We had forty minutes and one delivery left, but it was the biggest cake. There were a dozen different boxes and I tried to keep both hands on the largest ones as my mom picked up speed and made a sharp right turn.

“Sorry!” she called back to me.

“Where are we going?” I was already looking forward to getting home and enjoying a bubble bath and basking in the parental brownie points I had just earned for all my hard work.

Mom said something, but I couldn't hear her.

“What?”

There were no windows in the back of the van, so I couldn't see anything, but when the road went from bumpy to smooth and my mom began to slow down, I knew we had arrived at our last location. Mom put the van in Park. I began to get up, but she stopped me.

“Kate, wait.”

I was expecting her to thank me for helping her, one of her couldn't-have-done-it-without-you speeches. Instead, she apologized. “I'm sorry you had to come here like this.”

“Where are we?” Through the windshield I could see tall trees twinkling with tiny gold lights and beyond them, a vast lawn. But it wasn't a lawn, I realized with a sinking feeling. It
was a golf course. Specifically, the Cleary Country Club, location of Tiffany Werner's Sixteenth Birthday Spectacular.
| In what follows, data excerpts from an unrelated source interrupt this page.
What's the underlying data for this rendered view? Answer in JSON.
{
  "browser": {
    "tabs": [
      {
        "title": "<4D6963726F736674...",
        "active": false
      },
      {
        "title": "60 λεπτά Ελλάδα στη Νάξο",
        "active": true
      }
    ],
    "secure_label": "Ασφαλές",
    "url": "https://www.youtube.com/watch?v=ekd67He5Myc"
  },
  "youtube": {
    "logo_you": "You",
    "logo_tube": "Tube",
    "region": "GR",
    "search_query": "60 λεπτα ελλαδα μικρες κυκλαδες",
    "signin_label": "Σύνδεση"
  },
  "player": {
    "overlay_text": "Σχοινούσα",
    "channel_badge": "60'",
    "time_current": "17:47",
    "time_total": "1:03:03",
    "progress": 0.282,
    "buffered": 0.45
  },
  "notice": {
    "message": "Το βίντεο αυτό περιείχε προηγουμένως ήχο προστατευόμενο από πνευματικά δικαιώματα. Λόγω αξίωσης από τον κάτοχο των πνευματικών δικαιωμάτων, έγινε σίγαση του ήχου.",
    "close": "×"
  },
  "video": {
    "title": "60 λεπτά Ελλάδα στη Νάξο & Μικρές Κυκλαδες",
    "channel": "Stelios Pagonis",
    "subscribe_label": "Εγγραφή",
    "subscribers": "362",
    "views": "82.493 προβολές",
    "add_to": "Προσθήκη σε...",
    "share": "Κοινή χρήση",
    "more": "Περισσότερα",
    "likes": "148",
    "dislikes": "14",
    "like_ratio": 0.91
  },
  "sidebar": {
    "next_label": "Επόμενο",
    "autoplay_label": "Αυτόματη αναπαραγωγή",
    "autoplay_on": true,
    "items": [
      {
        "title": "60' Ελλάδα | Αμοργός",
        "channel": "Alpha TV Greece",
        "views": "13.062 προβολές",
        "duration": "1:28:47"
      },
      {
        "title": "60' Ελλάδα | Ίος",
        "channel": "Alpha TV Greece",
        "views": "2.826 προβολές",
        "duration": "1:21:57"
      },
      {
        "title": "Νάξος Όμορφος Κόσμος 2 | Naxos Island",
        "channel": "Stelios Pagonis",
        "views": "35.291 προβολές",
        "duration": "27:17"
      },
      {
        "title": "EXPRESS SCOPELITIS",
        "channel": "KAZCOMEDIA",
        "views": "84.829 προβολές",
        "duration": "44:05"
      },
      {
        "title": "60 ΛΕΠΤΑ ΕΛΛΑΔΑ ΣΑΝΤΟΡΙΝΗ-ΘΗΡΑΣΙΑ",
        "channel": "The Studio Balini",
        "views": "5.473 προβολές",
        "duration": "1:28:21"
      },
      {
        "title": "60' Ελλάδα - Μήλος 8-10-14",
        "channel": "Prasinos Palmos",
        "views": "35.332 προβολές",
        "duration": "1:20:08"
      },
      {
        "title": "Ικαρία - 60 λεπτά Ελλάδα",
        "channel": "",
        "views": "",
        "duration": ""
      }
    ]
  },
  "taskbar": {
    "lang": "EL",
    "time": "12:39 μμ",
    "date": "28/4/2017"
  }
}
I groaned.

“Mom, no. Don't make me go in there. Please let me sit out here in the van.” I worried that someone from school might see me or the camera crew would be prowling around getting footage of the party preparations.

“Just help me carry in the boxes, Kate. That's all. Ten minutes, tops. Please.”

It was the way she said
please
. I knew she was exhausted and desperate and counting on me. I took a deep breath.
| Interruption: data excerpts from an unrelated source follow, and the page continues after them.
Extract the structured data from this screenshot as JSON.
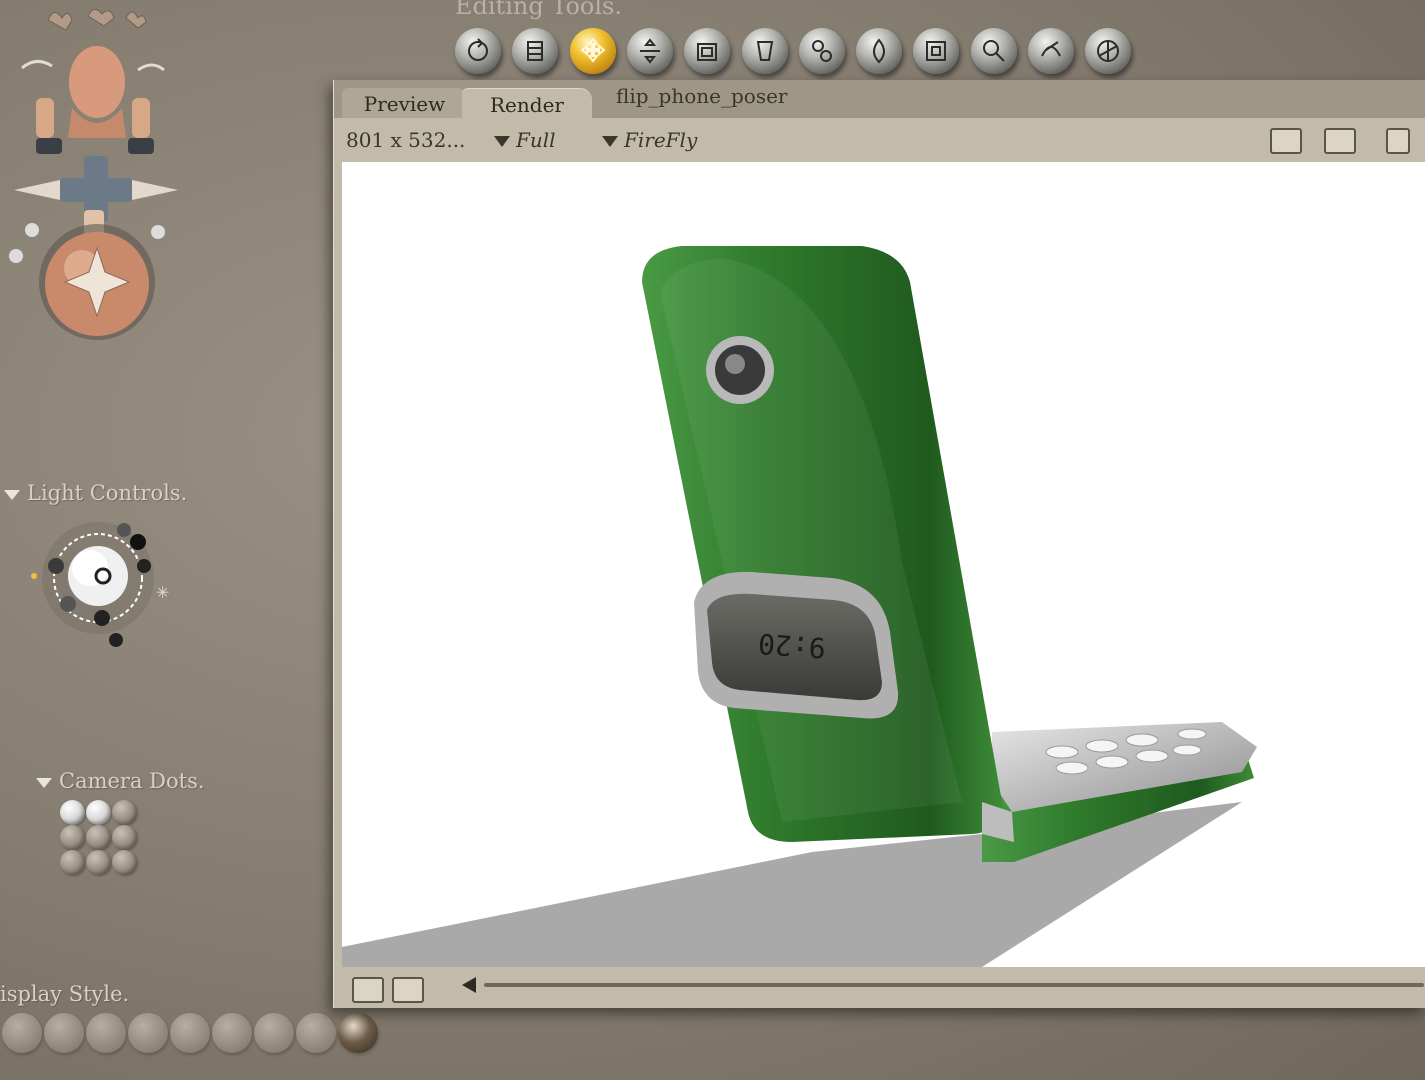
{
  "editing_tools": {
    "title": "Editing Tools.",
    "tools": [
      {
        "icon": "rotate-icon"
      },
      {
        "icon": "twist-icon"
      },
      {
        "icon": "translate-icon",
        "active": true
      },
      {
        "icon": "translate-in-out-icon"
      },
      {
        "icon": "scale-icon"
      },
      {
        "icon": "taper-icon"
      },
      {
        "icon": "chain-break-icon"
      },
      {
        "icon": "color-icon"
      },
      {
        "icon": "grouping-icon"
      },
      {
        "icon": "view-magnifier-icon"
      },
      {
        "icon": "morphing-tool-icon"
      },
      {
        "icon": "direct-manipulation-icon"
      }
    ]
  },
  "left_panel": {
    "light_controls_label": "Light Controls.",
    "camera_dots_label": "Camera Dots.",
    "display_style_label": "isplay Style."
  },
  "document": {
    "tabs": [
      {
        "label": "Preview",
        "active": false
      },
      {
        "label": "Render",
        "active": true
      }
    ],
    "name": "flip_phone_poser",
    "resolution": "801 x 532...",
    "render_size": "Full",
    "render_engine": "FireFly"
  },
  "render": {
    "phone_display_time": "9:20",
    "phone_color": "#2f7a2c"
  },
  "colors": {
    "panel_bg": "#857c70",
    "window_bg": "#c2bba9",
    "active_tool": "#f2c233"
  }
}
“Ten minutes,” I said. “Let's go.”

I carried one of the larger boxes through the back door leading to the kitchen. Inside, a frenzied blur of people dressed in white shirts and black pants carried trays and yelled over the sound of pots clanging and the heavy thump of bass coming from the next room. The party, I guessed, had begun early. I set down the first box on an empty table.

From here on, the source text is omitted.